Statues of erotic nagakanyas have sinuous serpents slithering over them. Celestial dancers (apsaras) and yoginis adorned with garlands, bearing lamps, conch shells and bells line the walls.

The lady on the right is called  Karpuramanjari. She is drying her hair after her bath. A swan mistakes the water droplets for pearls swallows them up. Karpuramanjari is the heroine of a play by the poet Rajashekhara, written in the 10th century CE. In folklore, a swan eats only pearls.
The sculpture on the left is a dancing female ascetic, probably a yogini. She probably represents a tantric sect as she carries a skull and a femur in her left hand. Her upraised right hand holds a skullcap with a fish inside. Her hair is tied in a jaṭā; she is adorned with ornaments, animal skin is wrapped around her waist, and she wears sandals on her feet. At her feet, bearded ascetic plays a dumroo.
The apsara on the left is probably chewing a betel leaf. A bearded dwarf tickles her foot. The central idol is that of Kalki avatar. Kalki, the warrior king, sits tall on a horse, one hoof about to crush an enemy’s skull.
On the left is an apsara shooing off a monkey who is climbing on her leg, while her garment accidentally slips off her waist. The central idol is that of Mahishasuramardini. The apsara on the right fixes her earring while looking into the mirror.

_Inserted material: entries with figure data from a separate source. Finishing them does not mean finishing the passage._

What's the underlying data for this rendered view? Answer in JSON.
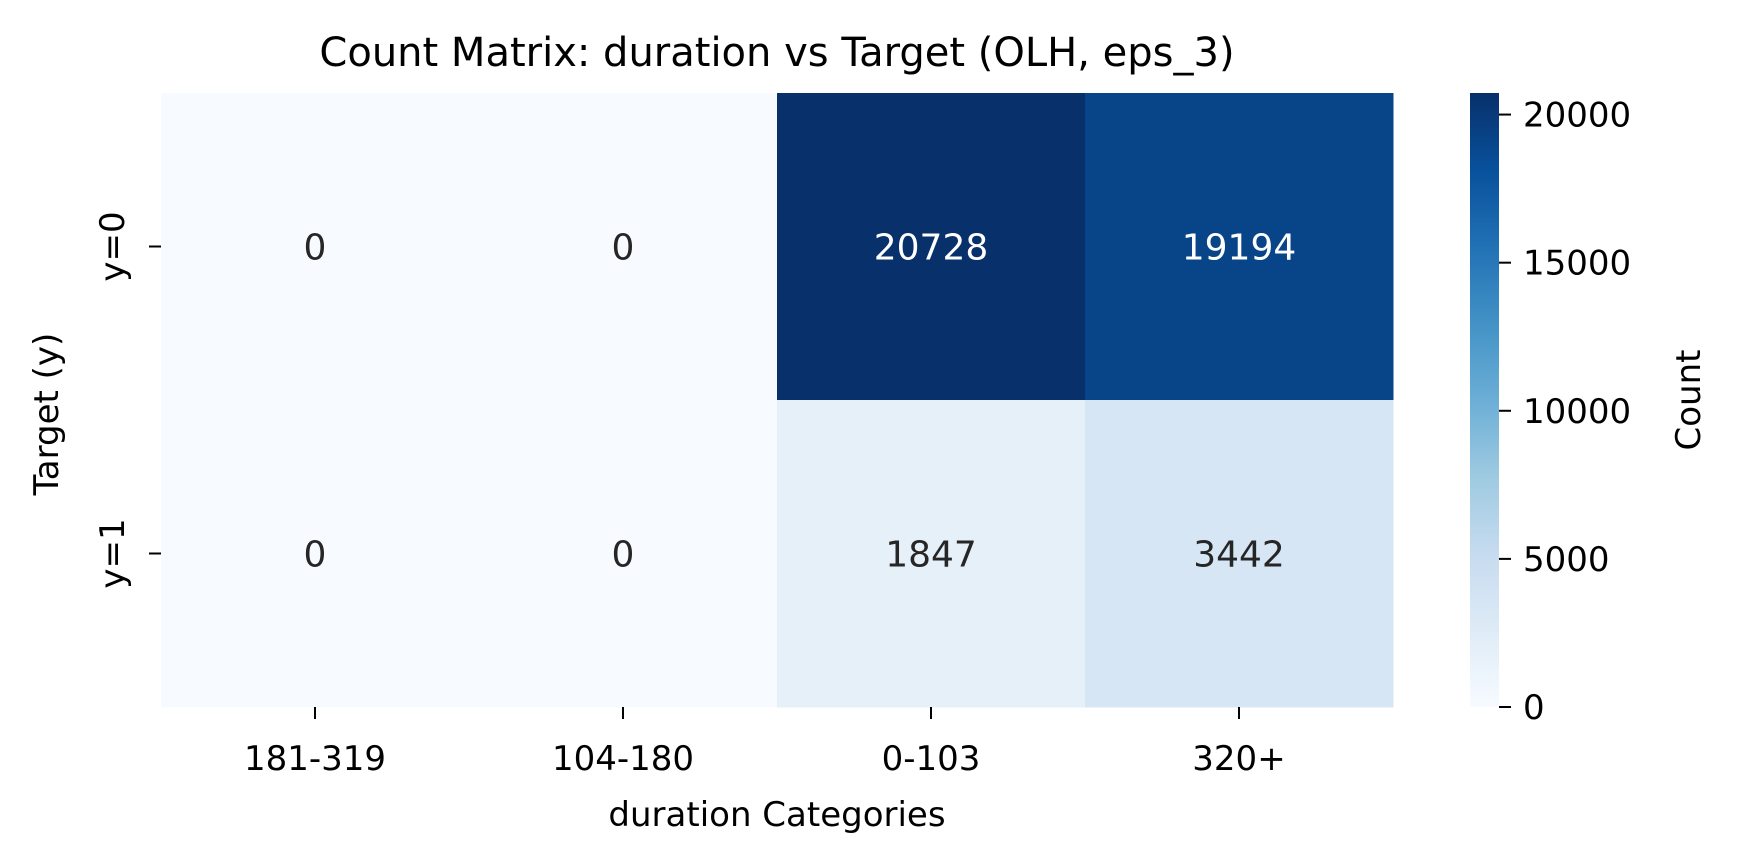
{
  "chart_data": {
    "type": "heatmap",
    "title": "Count Matrix: duration vs Target (OLH, eps_3)",
    "xlabel": "duration Categories",
    "ylabel": "Target (y)",
    "x_categories": [
      "181-319",
      "104-180",
      "0-103",
      "320+"
    ],
    "y_categories": [
      "y=0",
      "y=1"
    ],
    "values": [
      [
        0,
        0,
        20728,
        19194
      ],
      [
        0,
        0,
        1847,
        3442
      ]
    ],
    "colorbar": {
      "label": "Count",
      "range": [
        0,
        20728
      ],
      "ticks": [
        0,
        5000,
        10000,
        15000,
        20000
      ],
      "colormap": "Blues"
    },
    "colors": {
      "low": "#f7fbff",
      "high": "#08306b",
      "text_dark": "#262626",
      "text_light": "#ffffff"
    }
  }
}
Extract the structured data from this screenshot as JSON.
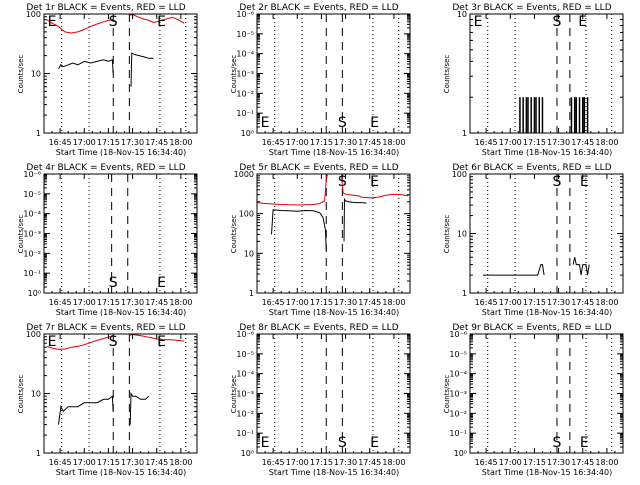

The word apsara itself is said to be derived from Sanskrit (अप् + सृ,) which means “going into the water”. The link between water and fecundity is emphasized by these sculptures. Some of the apsaras are seen showcasing solah shringar, sixteen types of make-up techniques. One gazes into a mirror, another puts on an earring or an anklet. Yet another dries her wet hair or chases off a mischievous monkey. Dogs snap at the heels of naked maidens. Several elements show tantric symbols which add to the enigma.

The Ashtadikpalas who guard the eight directions adorn the corners of the structures

I saw some mongoloid faces too among the carvings. Do these depict the Chinese travellers?

The architectural brilliance and the proportionate design of the Rani ki Vav left me awestruck. The heritage that our ancestors left behind speaks volumes about their technological know-how. Think of how this masterpiece survived centuries of wear and tear.

Just behind the Vav you can visit the Sahastralinga talav which is a medieval artificial water tank commissioned during the Chaulukya rule. The tank used to receive water from a canal of the Saraswati River and had spread of about 5 km with good stone masonry embankments. There were thousand Shivalingas on the edge of the tank. It now lies in a dilapidated condition.

Legend has it that the Chaulukya ruler Siddharaj Jaisinh was enamoured by the beauty of Jasma Odan, who belonged to the Odh community of the tank diggers. He proposed marriage to her and when she refused, he got her husband killed. Angered she committed sati by jumping into her husband’s funeral pyre to protect her honour. She cursed the Sahastralinga Tank to run dry and for Siddharaj to die without an heir to his kingdom. As the story goes, the tank remained dry until a low caste Vankar named Jay Vir Maghmaya volunteered to kill himself. The Jasmadevi temple dedicated to Jasma Odan is situated near Sahastralinga Tank.